Response to Arguments
Applicant’s arguments with respect to claims 57, 64, 72, and 74 have been considered. The following are the applicant arguments recited in the Remarks followed by Examiner's response:
Applicant argues that Borovikov fails to disclose or suggest is "at least one of a session management function and access mobility management function operating in a communications system... Borovikov explicitly discloses that the mobile device determines trusted wireless access points. (Remarks, pg. 12-13)
Examiner respectfully disagrees. Not only that the mobile device in Borovikov is capable of performing the access mobility management function detailed in the body of the claim and as mapped to Borovikov in the Non-Final Office Action; merely alleging that the prior art is not capable of a named function without adding specific details of what the Applicant means by “a session management function and access mobility management function” that is distinctive from what is already stated in the claim does not help to distinguish the instant application from the prior art.
Examiner encourages applicant to further amend the claims to distinguish the invention and clarify the difference with support by the specification.
Claim Rejections - 35 USC § 102
The following is a quotation of the appropriate paragraphs of 35 U.S.C. 102 that form the basis for the rejections under this section made in this Office action:
A person shall be entitled to a patent unless –
(a)(1) the claimed invention was patented, described in a printed publication, or in public use, on sale or otherwise available to the public before the effective filing date of the claimed invention.
(a)(2) the claimed invention was described in a patent issued under section 151, or in an application for patent published or deemed published under section 122(b), in which the patent or application, as the case may be, names another inventor and was effectively filed before the effective filing date of the claimed invention.
Claims 57-62, 64-69, and 72-75 are rejected under 35 U.S.C. 102(a)(1) as being anticipated by Borovikov et al. (US Pat No. 9,742,769 B2, referred to as Borovikov).
Regarding claims 57 and 72, taking claim 57 as exemplary, Borovikov anticipates,
57. A computer-implemented method, performed by a first node, for handling security, the first node beinq at least one of a session management function and access mobility management function operating in a communications system, the method comprising: (Borovikov: Coln. 1, ls. 64-67; determining on the mobile device (first node that is capable of access mobility management) requesting a connection trusted wireless access points that are acceptable for establishing the connection to the network.)

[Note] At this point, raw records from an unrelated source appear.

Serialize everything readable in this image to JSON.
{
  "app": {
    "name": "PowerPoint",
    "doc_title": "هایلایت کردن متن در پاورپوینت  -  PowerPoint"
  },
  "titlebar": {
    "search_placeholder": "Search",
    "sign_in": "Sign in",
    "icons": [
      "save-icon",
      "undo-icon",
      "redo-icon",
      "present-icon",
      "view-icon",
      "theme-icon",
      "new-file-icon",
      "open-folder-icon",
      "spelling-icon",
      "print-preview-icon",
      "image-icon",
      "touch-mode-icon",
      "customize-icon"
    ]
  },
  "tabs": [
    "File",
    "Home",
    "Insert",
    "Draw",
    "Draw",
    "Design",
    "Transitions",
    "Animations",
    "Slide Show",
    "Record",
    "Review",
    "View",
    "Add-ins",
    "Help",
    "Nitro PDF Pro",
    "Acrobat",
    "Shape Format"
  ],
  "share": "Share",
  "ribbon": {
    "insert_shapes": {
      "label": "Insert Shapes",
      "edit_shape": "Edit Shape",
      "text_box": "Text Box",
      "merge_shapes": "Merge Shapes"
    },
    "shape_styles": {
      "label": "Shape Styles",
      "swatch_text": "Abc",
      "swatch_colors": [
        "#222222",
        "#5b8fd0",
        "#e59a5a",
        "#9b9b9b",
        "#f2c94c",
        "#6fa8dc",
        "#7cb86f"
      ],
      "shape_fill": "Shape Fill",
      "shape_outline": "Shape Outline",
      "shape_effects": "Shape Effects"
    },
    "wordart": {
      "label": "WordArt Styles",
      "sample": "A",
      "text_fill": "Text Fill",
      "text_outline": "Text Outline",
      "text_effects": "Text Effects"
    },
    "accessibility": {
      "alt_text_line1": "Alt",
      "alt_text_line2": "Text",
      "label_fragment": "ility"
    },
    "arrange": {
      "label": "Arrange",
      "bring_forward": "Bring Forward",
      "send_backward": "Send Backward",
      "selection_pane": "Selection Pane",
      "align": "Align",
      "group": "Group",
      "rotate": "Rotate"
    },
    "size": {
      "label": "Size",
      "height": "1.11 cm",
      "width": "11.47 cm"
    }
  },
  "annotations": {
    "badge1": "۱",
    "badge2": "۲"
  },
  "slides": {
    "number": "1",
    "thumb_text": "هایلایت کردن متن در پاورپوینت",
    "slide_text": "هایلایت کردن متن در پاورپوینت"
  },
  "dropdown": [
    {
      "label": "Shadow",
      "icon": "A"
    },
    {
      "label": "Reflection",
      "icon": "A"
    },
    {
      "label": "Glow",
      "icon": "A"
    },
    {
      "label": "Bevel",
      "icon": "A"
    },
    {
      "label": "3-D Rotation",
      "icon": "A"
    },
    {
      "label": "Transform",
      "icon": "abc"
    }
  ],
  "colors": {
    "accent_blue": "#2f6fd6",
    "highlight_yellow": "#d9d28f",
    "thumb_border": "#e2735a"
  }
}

determining, out of one or more second nodes operating in the communications system, which one or more selected second nodes fulfil one or more security criteria to handle data, the determining being based on a respective first indication indicating one or more respective characteristics of a respective security infrastructure of the one or more selected second nodes; and (Borovikov: Claim 8; identify one or more wireless access points (second node) available to connect to a network to access a data hosted on a computer in the network; calculate an access point coefficient for each of the one or more identified wireless access points based on values representing a plurality of access point characteristics and further based on significance factors corresponding to the access point characteristics, wherein the plurality of access point characteristics include at least one of a period of operation of each of the one or more wireless access points, an existence of security incidents for each of the one or more wireless access points, a trust level for each of the one or more wireless access points, and a frequency of changing setup parameters of each of the one or more wireless access points; and calculate a network resource coefficient for the data hosted on the computer based on values representing a plurality of network resource characteristics and further based on significance factors corresponding to the network resource characteristics, wherein the plurality of network resource characteristics include network security requirements and authentication requirements to access the data; compare each calculated access point coefficient to the calculated network resource coefficient; determine based on the comparison of each calculated access point coefficient to the calculated network resource coefficient, at least one trusted wireless access point of the one or more identified wireless access points that is acceptable (fulfill) for establishing a connection to access the data (handle data) hosted on the computer in the network responsive to the calculated access point coefficient of the trusted wireless access point being equal to or greater than the calculated network resource coefficient;)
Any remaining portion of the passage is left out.